Лидия Андреевна еще крепче прижала к себе сына, плечом отгораживая его от отчима.
— Об одном лишь прошу тебя не забывать, — делая несколько шагов в сторону жены, тоном искреннего участия сказал Дмитрий Алексеевич: — я не чужой тебе человек, и коль скоро твой сын…
— Боже мой! — тихонько обронила Лидия Андреевна. — «Коль скоро…»
— Нет, ты сегодня слишком раздражена, — быстро сказал Дмитрий Алексеевич. — Мы поговорим потом, когда ты успокоишься. — Он пристально и печально глядел на жену. — Ты несправедлива ко мне, Лида.
Все это время Коля молчал и только слушал, не вдумываясь в слова, а лишь слыша боль и слезы в голосе матери.
И мальчику стало нестерпимо жаль мать.
«Это из-за меня, из-за меня она сейчас плачет! — проносилось в его сознании. — Вот они сейчас поссорятся.

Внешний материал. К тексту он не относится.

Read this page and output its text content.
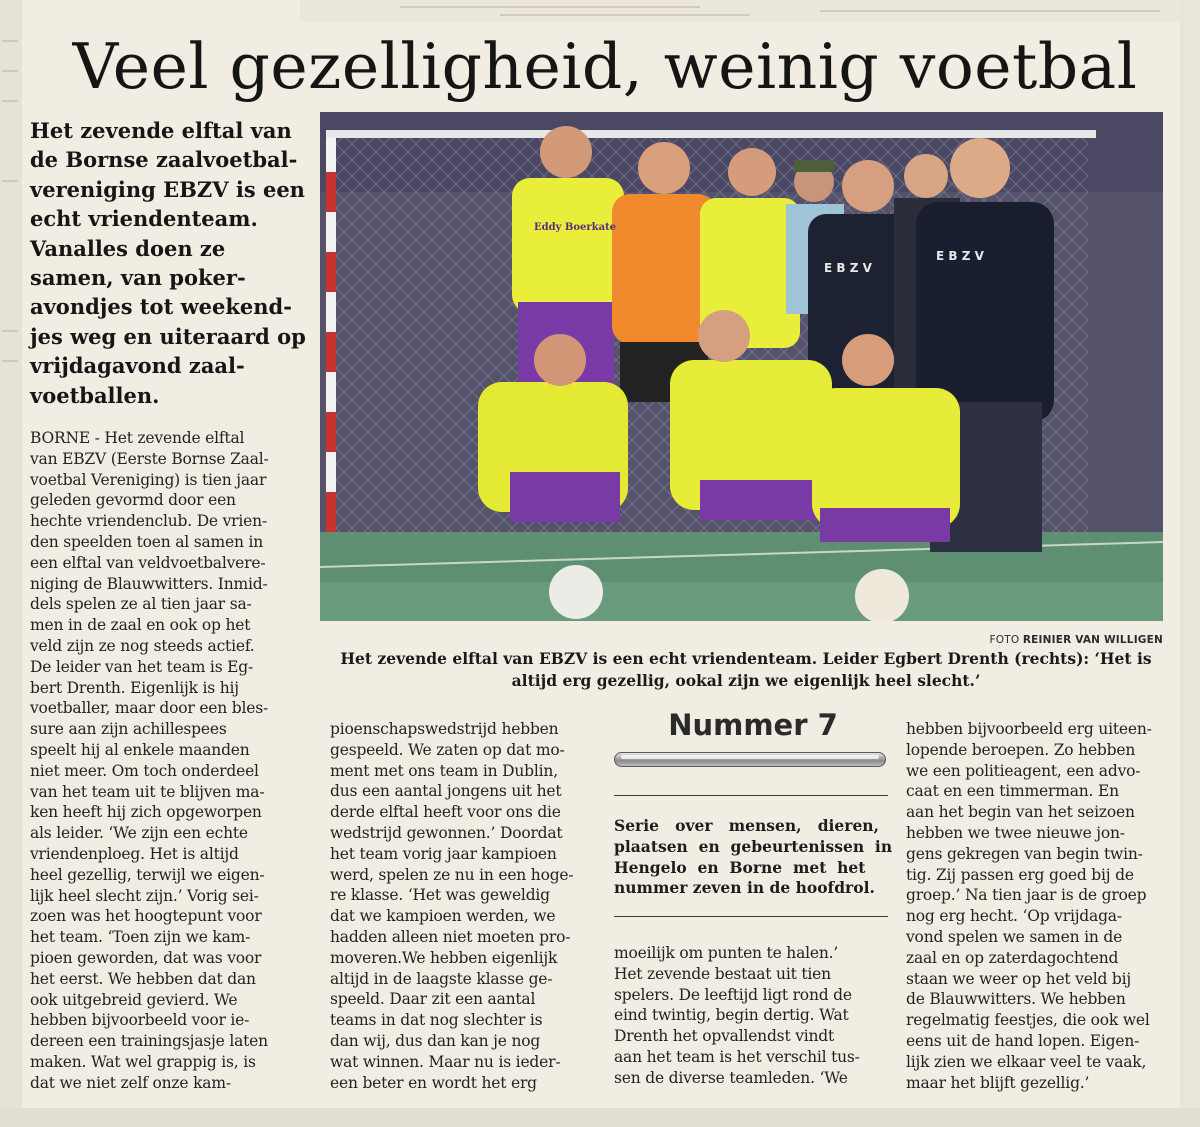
Veel gezelligheid, weinig voetbal

Het zevende elftal van de Bornse zaalvoetbalvereniging EBZV is een echt vriendenteam. Vanalles doen ze samen, van pokeravondjes tot weekendjes weg en uiteraard op vrijdagavond zaalvoetballen.

E B Z V
E B Z V
Eddy Boerkate
FOTO REINIER VAN WILLIGEN

Het zevende elftal van EBZV is een echt vriendenteam. Leider Egbert Drenth (rechts): ‘Het is altijd erg gezellig, ookal zijn we eigenlijk heel slecht.’

BORNE - Het zevende elftal
van EBZV (Eerste Bornse Zaal-
voetbal Vereniging) is tien jaar
geleden gevormd door een
hechte vriendenclub. De vrien-
den speelden toen al samen in
een elftal van veldvoetbalvere-
niging de Blauwwitters. Inmid-
dels spelen ze al tien jaar sa-
men in de zaal en ook op het
veld zijn ze nog steeds actief.
De leider van het team is Eg-
bert Drenth. Eigenlijk is hij
voetballer, maar door een bles-
sure aan zijn achillespees
speelt hij al enkele maanden
niet meer. Om toch onderdeel
van het team uit te blijven ma-
ken heeft hij zich opgeworpen
als leider. ‘We zijn een echte
vriendenploeg. Het is altijd
heel gezellig, terwijl we eigen-
lijk heel slecht zijn.’ Vorig sei-
zoen was het hoogtepunt voor
het team. ‘Toen zijn we kam-
pioen geworden, dat was voor
het eerst. We hebben dat dan
ook uitgebreid gevierd. We
hebben bijvoorbeeld voor ie-
dereen een trainingsjasje laten
maken. Wat wel grappig is, is
dat we niet zelf onze kam-
pioenschapswedstrijd hebben
gespeeld. We zaten op dat mo-
ment met ons team in Dublin,
dus een aantal jongens uit het
derde elftal heeft voor ons die
wedstrijd gewonnen.’ Doordat
het team vorig jaar kampioen
werd, spelen ze nu in een hoge-
re klasse. ‘Het was geweldig
dat we kampioen werden, we
hadden alleen niet moeten pro-
moveren.We hebben eigenlijk
altijd in de laagste klasse ge-
speeld. Daar zit een aantal
teams in dat nog slechter is
dan wij, dus dan kan je nog
wat winnen. Maar nu is ieder-
een beter en wordt het erg
Nummer 7

Serie   over   mensen,   dieren,
plaatsen  en  gebeurtenissen  in
Hengelo  en  Borne  met  het
nummer zeven in de hoofdrol.

moeilijk om punten te halen.’
Het zevende bestaat uit tien
spelers. De leeftijd ligt rond de
eind twintig, begin dertig. Wat
Drenth het opvallendst vindt
aan het team is het verschil tus-
sen de diverse teamleden. ‘We
hebben bijvoorbeeld erg uiteen-
lopende beroepen. Zo hebben
we een politieagent, een advo-
caat en een timmerman. En
aan het begin van het seizoen
hebben we twee nieuwe jon-
gens gekregen van begin twin-
tig. Zij passen erg goed bij de
groep.’ Na tien jaar is de groep
nog erg hecht. ‘Op vrijdaga-
vond spelen we samen in de
zaal en op zaterdagochtend
staan we weer op het veld bij
de Blauwwitters. We hebben
regelmatig feestjes, die ook wel
eens uit de hand lopen. Eigen-
lijk zien we elkaar veel te vaak,
maar het blijft gezellig.’
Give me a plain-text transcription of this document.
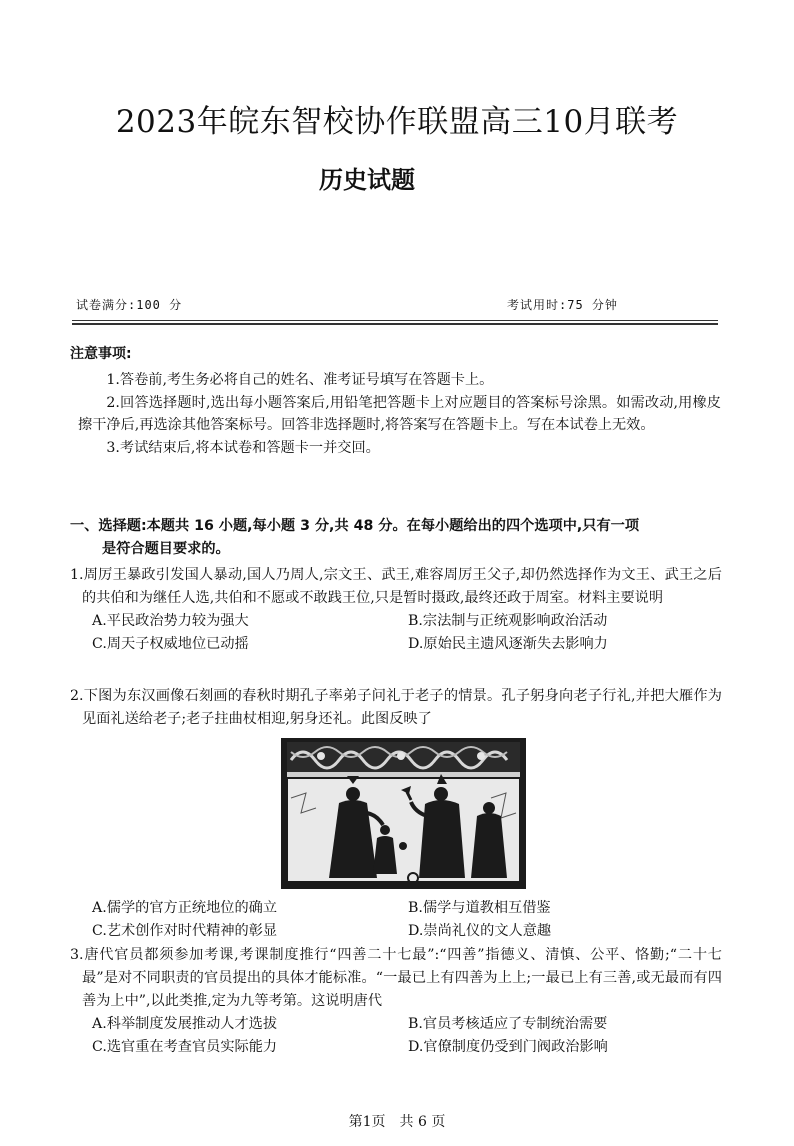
2023年皖东智校协作联盟高三10月联考
历史试题
试卷满分:100 分	考试用时:75 分钟
注意事项:

1.答卷前,考生务必将自己的姓名、准考证号填写在答题卡上。

2.回答选择题时,选出每小题答案后,用铅笔把答题卡上对应题目的答案标号涂黑。如需改动,用橡皮擦干净后,再选涂其他答案标号。回答非选择题时,将答案写在答题卡上。写在本试卷上无效。

3.考试结束后,将本试卷和答题卡一并交回。

一、选择题:本题共 16 小题,每小题 3 分,共 48 分。在每小题给出的四个选项中,只有一项
是符合题目要求的。
1.周厉王暴政引发国人暴动,国人乃周人,宗文王、武王,难容周厉王父子,却仍然选择作为文王、武王之后的共伯和为继任人选,共伯和不愿或不敢践王位,只是暂时摄政,最终还政于周室。材料主要说明
A.平民政治势力较为强大	B.宗法制与正统观影响政治活动
C.周天子权威地位已动摇	D.原始民主遗风逐渐失去影响力
2.下图为东汉画像石刻画的春秋时期孔子率弟子问礼于老子的情景。孔子躬身向老子行礼,并把大雁作为见面礼送给老子;老子拄曲杖相迎,躬身还礼。此图反映了
A.儒学的官方正统地位的确立	B.儒学与道教相互借鉴
C.艺术创作对时代精神的彰显	D.崇尚礼仪的文人意趣
3.唐代官员都须参加考课,考课制度推行“四善二十七最”:“四善”指德义、清慎、公平、恪勤;“二十七最”是对不同职责的官员提出的具体才能标准。“一最已上有四善为上上;一最已上有三善,或无最而有四善为上中”,以此类推,定为九等考第。这说明唐代
A.科举制度发展推动人才选拔	B.官员考核适应了专制统治需要
C.选官重在考查官员实际能力	D.官僚制度仍受到门阀政治影响
第1页　共 6 页
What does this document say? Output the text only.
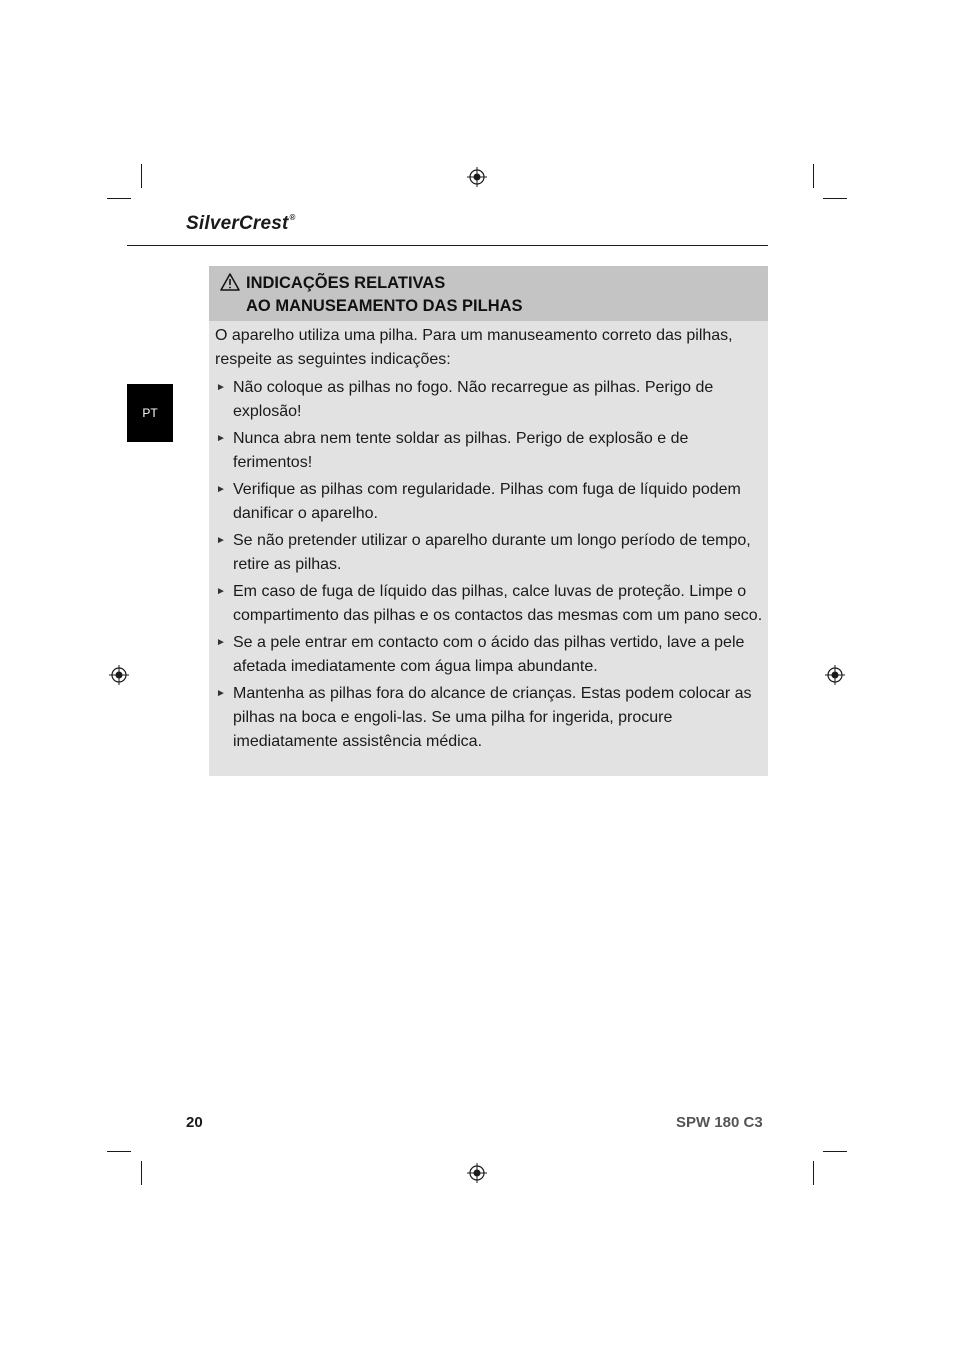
SilverCrest®
PT
INDICAÇÕES RELATIVAS
AO MANUSEAMENTO DAS PILHAS
O aparelho utiliza uma pilha. Para um manuseamento correto das pilhas, respeite as seguintes indicações:
► Não coloque as pilhas no fogo. Não recarregue as pilhas. Perigo de explosão!
► Nunca abra nem tente soldar as pilhas. Perigo de explosão e de ferimentos!
► Verifique as pilhas com regularidade. Pilhas com fuga de líquido podem danificar o aparelho.
► Se não pretender utilizar o aparelho durante um longo período de tempo, retire as pilhas.
► Em caso de fuga de líquido das pilhas, calce luvas de proteção. Limpe o compartimento das pilhas e os contactos das mesmas com um pano seco.
► Se a pele entrar em contacto com o ácido das pilhas vertido, lave a pele afetada imediatamente com água limpa abundante.
► Mantenha as pilhas fora do alcance de crianças. Estas podem colocar as pilhas na boca e engoli-las. Se uma pilha for ingerida, procure imediatamente assistência médica.
20	SPW 180 C3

Из-за меня!» В эту минуту Коля великодушно прощал матери и то, что она любит Титова, и то, что забыла отца. Коля думал лишь, что всему виною он сам, что это он причиняет матери одно только горе.
«Уеду! Буду жить один! Пускай их!» — горько и сладко думалось Коле, который впервые испытал это великое чувство всепрощения и был захвачен и подавлен его силой.
— Уеду! — шептали его губы, скользя по шелковой блузке матери. И Коля казался сейчас самому себе очень взрослым и очень несчастным.
— Ну вот, с воскресеньицем вас! — раздался от двери старческий, но громкий голос.
Мать Лидии Андреевны, болезненно толстая и совсем седая и дряхлая женщина, пользовалась, видно, немалым уважением в своей семье. Едва лишь прозвучали эти ее укоризненные слова, как в комнате точно ветер дунул. Просветлел лицом и виновато закивал головой Дмитрий Алексеевич, а в глазах Коли и Лидии Андреевны промелькнула радость.
— Ты вот что: ступай-ка умойся — да гулять, — строго глянув на внука, приказала бабка. — Нечего! День-то какой… А вам… — она печально покивала в ответ Титову, — а вам уж не знаю, что и посоветовать.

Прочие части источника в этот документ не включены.